Candy se lo había temido. Cada vez que moría uno de los gatos, las mellizas congregaban al resto en un círculo, colocaban los despojos en el centro y, sin decir palabra, ordenaban que los vivos se comieran al muerto.

– Maldita sea -masculló Candy.

– Samantha vive todavía, es aún parte de nosotros -repuso Violet. Su voz era queda, susurrante como antes, pero más soñadora que de costumbre-. A decir verdad, ninguno de nuestros mininos nos abandona. Parte de él…, o de ella…, permanece en cada uno de nosotros…, y por eso somos todos más fuertes, más fuertes y puros, y siempre juntos, siempre y para la eternidad.

Candy no preguntó si sus hermanas habían participado del festín, porque adivinaba ya la respuesta. Violet se lamió la comisura de la boca como si recordara un sabor grato, y sus labios húmedos relucieron; unos instantes después, la lengua de Verbina se deslizó también por los labios.

Algunas veces, Candy se preguntaba si las mellizas no serían miembros de una especie totalmente diferente, pues él muy raras veces lograba sondear sus actitudes y comportamiento. Y cuando ambas le miraban, Verbina con su silencio perpetuo, sus rostros y ojos revelaban muy poca cosa de sus pensamientos o sentimientos; eran tan inescrutables como los gatos.

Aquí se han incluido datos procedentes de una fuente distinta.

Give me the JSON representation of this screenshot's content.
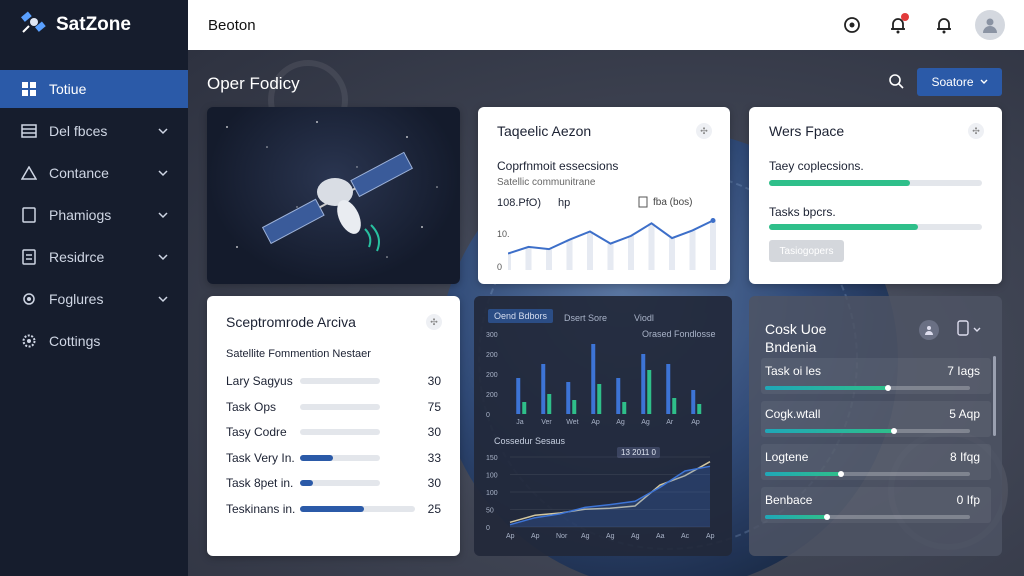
{
  "app": {
    "name": "SatZone"
  },
  "sidebar": {
    "items": [
      {
        "label": "Totiue",
        "icon": "grid-icon",
        "active": true
      },
      {
        "label": "Del fbces",
        "icon": "list-icon"
      },
      {
        "label": "Contance",
        "icon": "warning-icon"
      },
      {
        "label": "Phamiogs",
        "icon": "document-icon"
      },
      {
        "label": "Residrce",
        "icon": "file-icon"
      },
      {
        "label": "Foglures",
        "icon": "settings-icon"
      },
      {
        "label": "Cottings",
        "icon": "gear-icon"
      }
    ]
  },
  "topbar": {
    "title": "Beoton"
  },
  "main": {
    "page_title": "Oper Fodicy",
    "save_label": "Soatore"
  },
  "card_traffic": {
    "title": "Taqeelic Aezon",
    "subtitle": "Coprfnmoit essecsions",
    "caption": "Satellic communitrane",
    "stat_a": "108.PfO)",
    "stat_b": "hp",
    "stat_c": "fba (bos)",
    "y_label": "10.",
    "y_label2": "0"
  },
  "card_work": {
    "title": "Wers Fpace",
    "rows": [
      {
        "label": "Taey coplecsions.",
        "fill": 0.66
      },
      {
        "label": "Tasks bpcrs.",
        "fill": 0.7
      }
    ],
    "button_label": "Tasiogopers"
  },
  "card_archive": {
    "title": "Sceptromrode Arciva",
    "subtitle": "Satellite Fommention Nestaer",
    "rows": [
      {
        "label": "Lary Sagyus",
        "value": "30",
        "fill": 0.0
      },
      {
        "label": "Task Ops",
        "value": "75",
        "fill": 0.0
      },
      {
        "label": "Tasy Codre",
        "value": "30",
        "fill": 0.0
      },
      {
        "label": "Task Very In.",
        "value": "33",
        "fill": 0.41
      },
      {
        "label": "Task 8pet in.",
        "value": "30",
        "fill": 0.16
      },
      {
        "label": "Teskinans in.",
        "value": "25",
        "fill": 0.56
      }
    ]
  },
  "card_charts": {
    "legend_pill": "Oend Bdbors",
    "legend_a": "Dsert Sore",
    "legend_b": "Viodl",
    "legend_c": "Orased Fondlosse",
    "bar_yticks": [
      "300",
      "200",
      "200",
      "200",
      "0"
    ],
    "bar_xticks": [
      "Ja",
      "Ver",
      "Wet",
      "Ap",
      "Ag",
      "Ag",
      "Ar",
      "Ap"
    ],
    "section2_title": "Cossedur Sesaus",
    "tooltip": "13 2011 0",
    "line_yticks": [
      "150",
      "100",
      "100",
      "50",
      "0"
    ],
    "line_xticks": [
      "Ap",
      "Ap",
      "Nor",
      "Ag",
      "Ag",
      "Ag",
      "Aa",
      "Ac",
      "Ap"
    ]
  },
  "card_status": {
    "title_line1": "Cosk Uoe",
    "title_line2": "Bndenia",
    "rows": [
      {
        "label": "Task oi les",
        "value": "7 Iags",
        "fill": 0.6
      },
      {
        "label": "Cogk.wtall",
        "value": "5 Aqp",
        "fill": 0.63
      },
      {
        "label": "Logtene",
        "value": "8 Ifqg",
        "fill": 0.37
      },
      {
        "label": "Benbace",
        "value": "0 Ifp",
        "fill": 0.3
      }
    ]
  },
  "colors": {
    "sidebar_bg": "#161d2d",
    "accent": "#2b5aa8",
    "progress_green": "#2fbf8a",
    "progress_teal": "#1fa7b8",
    "progress_blue": "#2b5aa8"
  },
  "chart_data": [
    {
      "type": "line",
      "title": "",
      "series": [
        {
          "values": [
            30,
            42,
            38,
            55,
            70,
            48,
            62,
            85,
            58,
            72,
            90
          ]
        }
      ],
      "ylim": [
        0,
        100
      ]
    },
    {
      "type": "bar",
      "categories": [
        "Ja",
        "Ver",
        "Wet",
        "Ap",
        "Ag",
        "Ag",
        "Ar",
        "Ap"
      ],
      "series": [
        {
          "values": [
            180,
            250,
            160,
            350,
            180,
            300,
            250,
            120
          ]
        },
        {
          "values": [
            60,
            100,
            70,
            150,
            60,
            220,
            80,
            50
          ]
        }
      ],
      "ylim": [
        0,
        400
      ]
    },
    {
      "type": "line",
      "categories": [
        "Ap",
        "Ap",
        "Nor",
        "Ag",
        "Ag",
        "Ag",
        "Aa",
        "Ac",
        "Ap"
      ],
      "series": [
        {
          "values": [
            10,
            25,
            30,
            38,
            40,
            45,
            90,
            110,
            140
          ]
        },
        {
          "values": [
            5,
            20,
            28,
            42,
            48,
            55,
            85,
            120,
            130
          ]
        }
      ],
      "ylim": [
        0,
        150
      ]
    }
  ]
}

Él captaba sólo vagamente los vínculos de las mellizas con los gatos. Constituía la donación de su bendita madre a ambas, tal como sus propias y numerosas facultades eran el legado generoso de su madre a él. Por lo tanto, no quiso poner en entredicho la legitimidad o la cordura de todo ello.

No obstante, deseó golpear a Violet por no haber conservado el cuerpo para su examen. Ella sabía que Frank lo había tocado, que aquellos despojos podían ser útiles para su hermano, pero no los había conservado hasta que él despertara ni había pensado en despertarle. Quiso aplastarla pero era su hermana, y él no podía hacer daño a sus hermanas; tenía que mantenerlas y protegerlas. Su madre le vigilaba.

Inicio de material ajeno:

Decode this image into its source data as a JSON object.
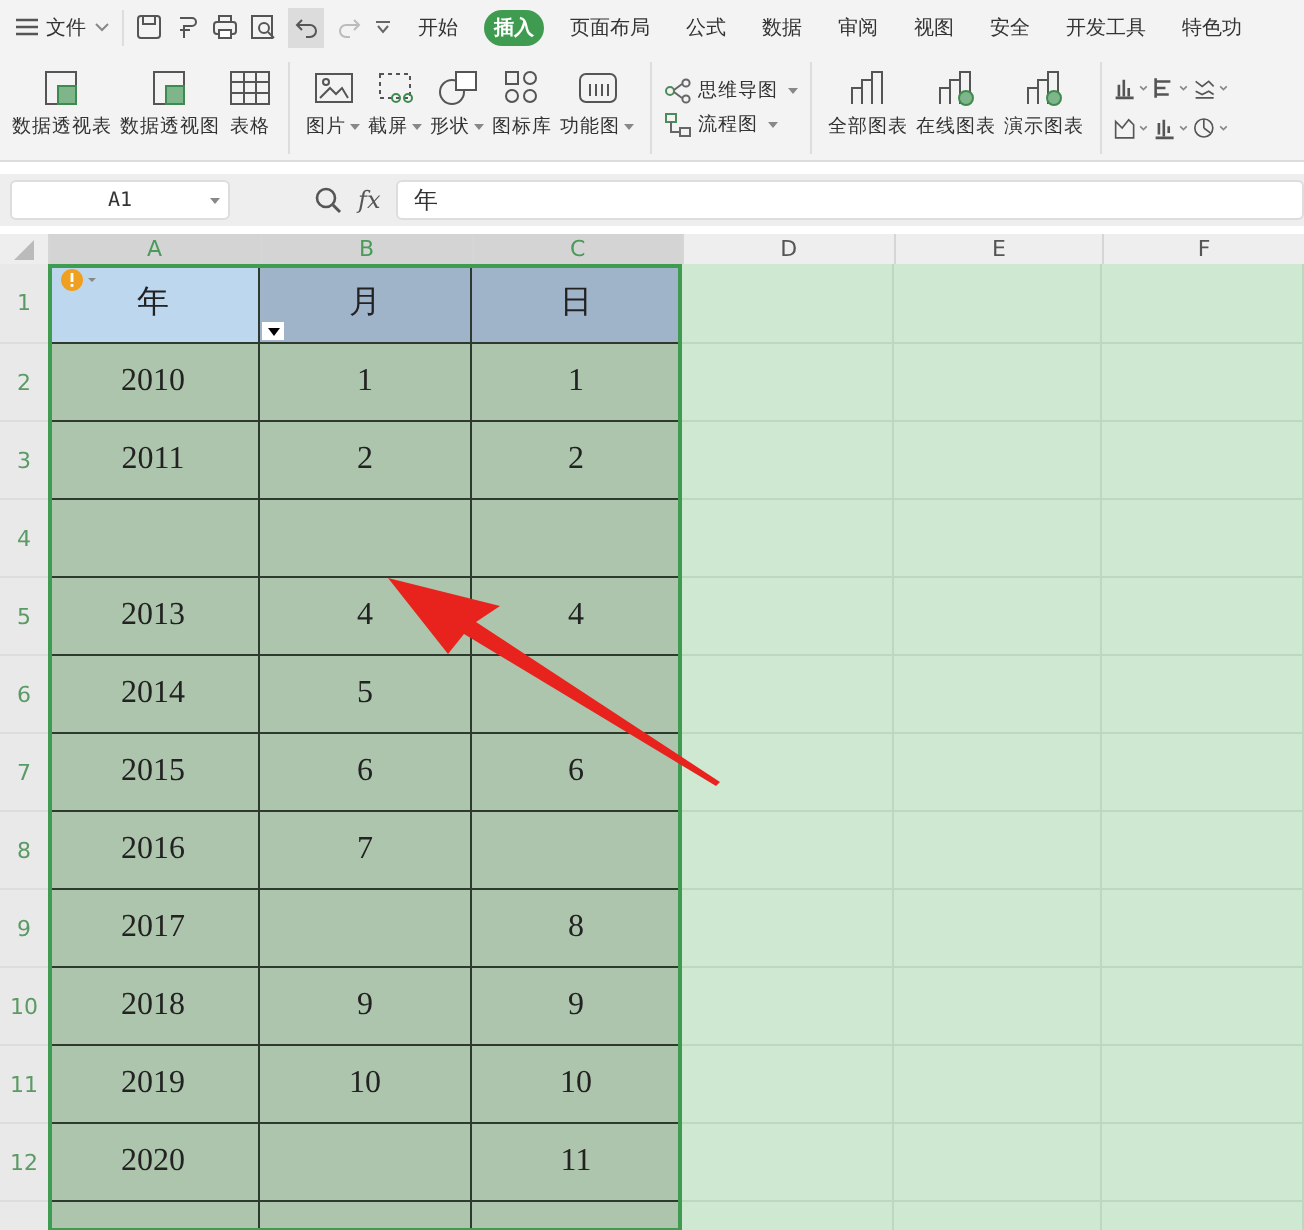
{
  "menu": {
    "label": "文件"
  },
  "tabs": [
    {
      "label": "开始",
      "selected": false
    },
    {
      "label": "插入",
      "selected": true
    },
    {
      "label": "页面布局",
      "selected": false
    },
    {
      "label": "公式",
      "selected": false
    },
    {
      "label": "数据",
      "selected": false
    },
    {
      "label": "审阅",
      "selected": false
    },
    {
      "label": "视图",
      "selected": false
    },
    {
      "label": "安全",
      "selected": false
    },
    {
      "label": "开发工具",
      "selected": false
    },
    {
      "label": "特色功",
      "selected": false
    }
  ],
  "ribbon": [
    [
      {
        "label": "数据透视表",
        "dropdown": false
      },
      {
        "label": "数据透视图",
        "dropdown": false
      },
      {
        "label": "表格",
        "dropdown": false
      }
    ],
    [
      {
        "label": "图片",
        "dropdown": true
      },
      {
        "label": "截屏",
        "dropdown": true
      },
      {
        "label": "形状",
        "dropdown": true
      },
      {
        "label": "图标库",
        "dropdown": false
      },
      {
        "label": "功能图",
        "dropdown": true
      }
    ],
    [
      {
        "label": "思维导图",
        "dropdown": true
      },
      {
        "label": "流程图",
        "dropdown": true
      }
    ],
    [
      {
        "label": "全部图表",
        "dropdown": false
      },
      {
        "label": "在线图表",
        "dropdown": false
      },
      {
        "label": "演示图表",
        "dropdown": false
      }
    ]
  ],
  "name_box": "A1",
  "fx_label": "fx",
  "formula": "年",
  "columns": [
    {
      "label": "A",
      "selected": true
    },
    {
      "label": "B",
      "selected": true
    },
    {
      "label": "C",
      "selected": true
    },
    {
      "label": "D",
      "selected": false
    },
    {
      "label": "E",
      "selected": false
    },
    {
      "label": "F",
      "selected": false
    }
  ],
  "rows": [
    {
      "number": "1",
      "cells": [
        "年",
        "月",
        "日"
      ]
    },
    {
      "number": "2",
      "cells": [
        "2010",
        "1",
        "1"
      ]
    },
    {
      "number": "3",
      "cells": [
        "2011",
        "2",
        "2"
      ]
    },
    {
      "number": "4",
      "cells": [
        "",
        "",
        ""
      ]
    },
    {
      "number": "5",
      "cells": [
        "2013",
        "4",
        "4"
      ]
    },
    {
      "number": "6",
      "cells": [
        "2014",
        "5",
        ""
      ]
    },
    {
      "number": "7",
      "cells": [
        "2015",
        "6",
        "6"
      ]
    },
    {
      "number": "8",
      "cells": [
        "2016",
        "7",
        ""
      ]
    },
    {
      "number": "9",
      "cells": [
        "2017",
        "",
        "8"
      ]
    },
    {
      "number": "10",
      "cells": [
        "2018",
        "9",
        "9"
      ]
    },
    {
      "number": "11",
      "cells": [
        "2019",
        "10",
        "10"
      ]
    },
    {
      "number": "12",
      "cells": [
        "2020",
        "",
        "11"
      ]
    }
  ]
}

– ¿Dónde están las partes que no son comestibles? -preguntó.

Violet señaló la puerta de la cocina.

Encendió la luz exterior y salió al porche trasero. Pequeños trozos de huesos y vértebras se esparcían como dados de extrañas formas por el entarimado sin pintar. Sólo los lados del porche estaban abiertos; los otros dos formaban un nicho allá donde se unían las paredes de la casa. Candy encontró un trozo de cola de Samantha y jirones de piel, arrinconados allí por el viento nocturno. El cráneo medio aplastado estaba sobre el escalón superior.

El viento, que había estado amainando desde el anochecer cesó de repente. El aire frío trasladaba a gran distancia el más leve sonido; pero la noche era toda quietud.